El fotógrafo Guido Mocafico, de origen italiano y nacido en Suiza, vive en París. La mayoría de las imágenes de esta serie aparecen en su obra Serpens, publicada por la editorial Steidl, y nos lo cuenta así:

A pesar de su nombre, las mambas verdes de África occidental (Dendroapsis viridis) pueden ser de distintos colores. También son muy venenosas.

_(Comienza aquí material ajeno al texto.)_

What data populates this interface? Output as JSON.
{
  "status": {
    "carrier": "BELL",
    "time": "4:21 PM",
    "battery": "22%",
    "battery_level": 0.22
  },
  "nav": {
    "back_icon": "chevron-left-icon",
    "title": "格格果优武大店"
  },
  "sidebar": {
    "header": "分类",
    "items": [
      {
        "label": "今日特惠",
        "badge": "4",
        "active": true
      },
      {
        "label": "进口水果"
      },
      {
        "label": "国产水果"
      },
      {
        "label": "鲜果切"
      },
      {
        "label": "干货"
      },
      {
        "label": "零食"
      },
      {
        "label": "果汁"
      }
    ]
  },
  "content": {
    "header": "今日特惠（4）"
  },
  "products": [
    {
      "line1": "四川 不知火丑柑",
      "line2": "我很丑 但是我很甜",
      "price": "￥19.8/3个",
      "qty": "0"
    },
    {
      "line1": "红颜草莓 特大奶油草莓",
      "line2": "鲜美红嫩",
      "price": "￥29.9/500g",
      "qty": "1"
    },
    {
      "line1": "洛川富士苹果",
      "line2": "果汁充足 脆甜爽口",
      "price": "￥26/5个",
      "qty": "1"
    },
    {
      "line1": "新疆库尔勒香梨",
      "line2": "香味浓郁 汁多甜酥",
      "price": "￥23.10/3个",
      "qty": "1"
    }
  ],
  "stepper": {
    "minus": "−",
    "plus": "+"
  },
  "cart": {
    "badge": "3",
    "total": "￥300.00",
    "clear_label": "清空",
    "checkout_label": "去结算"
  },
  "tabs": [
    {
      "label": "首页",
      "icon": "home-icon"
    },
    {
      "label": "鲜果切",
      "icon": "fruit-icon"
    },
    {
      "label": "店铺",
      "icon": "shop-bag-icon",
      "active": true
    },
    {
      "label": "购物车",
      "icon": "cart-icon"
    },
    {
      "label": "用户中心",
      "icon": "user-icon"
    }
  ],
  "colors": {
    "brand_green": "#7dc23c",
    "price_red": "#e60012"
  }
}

La primera vez que fotografié una serpiente de cerca casi me desmayo. Siempre me habían parecido terroríficas a la vez que fascinantes, una mezcla de atracción-repulsión, de amor-odio, que en mi opinión sentimos la mayoría de los humanos ante estos increíbles reptiles. Con esta serie me propuse explorar esas sensaciones.

Estas víboras arborícolas variables (Atheris squamigera) son también africanas. Miden menos de 60 centímetros pero son muy venenosas. Me atrajo la variedad de colores en la misma especie. Pese a los años que llevo fotografiando serpientes, su gran diversidad no deja de sorprenderme.

Herpetólogos, museos y tiendas especializadas me surten de serpientes de todos los colores, texturas y tamaños. También me aportan su valiosa experiencia. Una vez salieron de su habitáculo ocho temibles cobras. Sabía que no debía mover ni un pelo.

El veneno de estas serpientes, llamadas mocasín cabeza de cobre (Agkistrodon contortrix), es utilizado en medicina para el tratamiento de la epilepsia. Abunda en América del Norte, Australia y la India.
 Cada sesión dura unos 45 minutos. Los expertos colocan los reptiles en una caja forrada de tela, con los laterales de plástico transparente. Yo me sitúo a 60 centímetros, retiro la tapa, enfoco la cámara y espero a que surjan dibujos y curvas.

Estos ejemplares de serpiente rey de California (Lampropeltis jetuda californiae) son albinos, y no de color blanco y negro como casi todos sus congéneres. En esta imagen oscurecí digitalmente los laterales de las cajas pero sin alterar ni editar el color de los reptiles.
Esta serie ha supuesto para mí una gran experiencia: soy capaz de manejarme con las serpientes y he aprendido mucho acerca de las distintas especies. Pero mi mayor aprendizaje es observar la reacción del público ante las imágenes. Esa mezcla de miedo y deseo desvela algo muy primario de nuestra especie.

El atractivo estético de la inofensiva serpiente ratera rinoceronte (Rhynchophis boulengeri) radica en sus extraños colores lustrosos y en las protuberancias del hocico. En esta serie he fotografiado unas 120 especies diferentes, apenas una muestra teniendo en cuenta que en el mundo hay más de 3.000.